Indeed, it is undisputed that projections for climate change will likely have a huge impact on agriculture due to variabilities and uncertainties in environmental factors (droughts, floods, high temperatures and uncertainties in rainfall).
This will have a negative impact on agriculture productivity and food production, which will lead to an intense food shortage and an increase in food prices. Therefore, governments and agriculture stakeholders should collaborate and develop climate-smart adaptation strategies that are geared towards sustaining all types of farming. It is also important to acknowledge the ability that indigenous and traditional crops have to increase the diversification of food production.
We don't want to sound pessimistic, but it seems unlikely that Africa will be able to feed over 10 billion people by 2050, let alone reach the United Nations' 17 Sustainable Development Goals (SDGs) by 2030. The first two SDGs are to end poverty in all its forms everywhere and zero hunger. Sadly, Africa, particularly sub-Saharan Africa, has thus far been unable to meet any of the goals.
Also, with only half a decade left, neither Africa nor the world is on track to achieve the global nutrition targets, specifically those of No Poverty and Zero Hunger. One of the impediments to reaching these goals is the disconnect between government policies that promote and support the supply of healthy food and government policies that support the growth of the economy, which results in policy incoherence.
The following three main aspects may lead to policy incoherence with regards to economic growth and food security and nutrition, globally and in Africa:
1) Policies that are related to nutrition to limit the availability of highly processed and unhealthy food are in opposition to economic policies that focus on investments in retail and processing as governments may have investments in multiple areas in the supply chain;
2) Policies that promote investment and trade liberalization may have a negative effect on food security and nutrition and may lead to an increase in competition among food processors.

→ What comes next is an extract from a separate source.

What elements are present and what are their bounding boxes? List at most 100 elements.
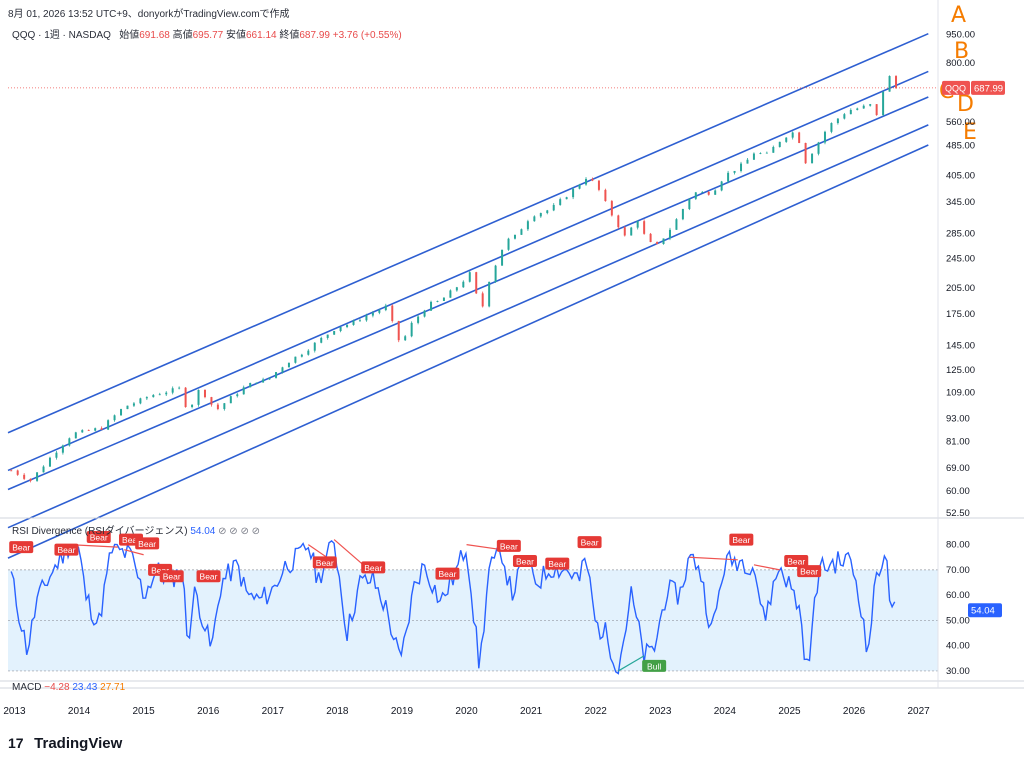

This will in turn lead to an increase of availability and a decrease in prices of highly processed foods that have been linked to diet related non-communicable diseases and;
3) The encouragement of economic growth through supply chain policies that do not consider objectives regarding food security and nutrition.
Thus, local accountability and more accurate information will be needed to create food policies that are unique to communities in terms of their food security and nutrition experiences as current policies are highly centralised and inadequate. In order to transform people from being passive consumers to being food system beneficiaries, food policies should be more participatory, inclusive, and community-focused.
We believe three things need to happen before Africa can feed the world. Firstly, governments should create fiscal incentives that would allow for an increase in the production and accessibility of healthy foods by creating links between consumers and producers. Secondly, small-scale farmers and producers should be incentivised to produce highly nutritious foods.
This opportunity may thus lead to more nutritious diets as well as economic growth through an increase in employment opportunities. Thirdly, the nutritional quality of the supply of food should be included in policy objectives across the supply chain and formal avenues should be created for civil society to participate and engage in economic policymaking that will affect food supply, as well as policies directed at food and nutrition security.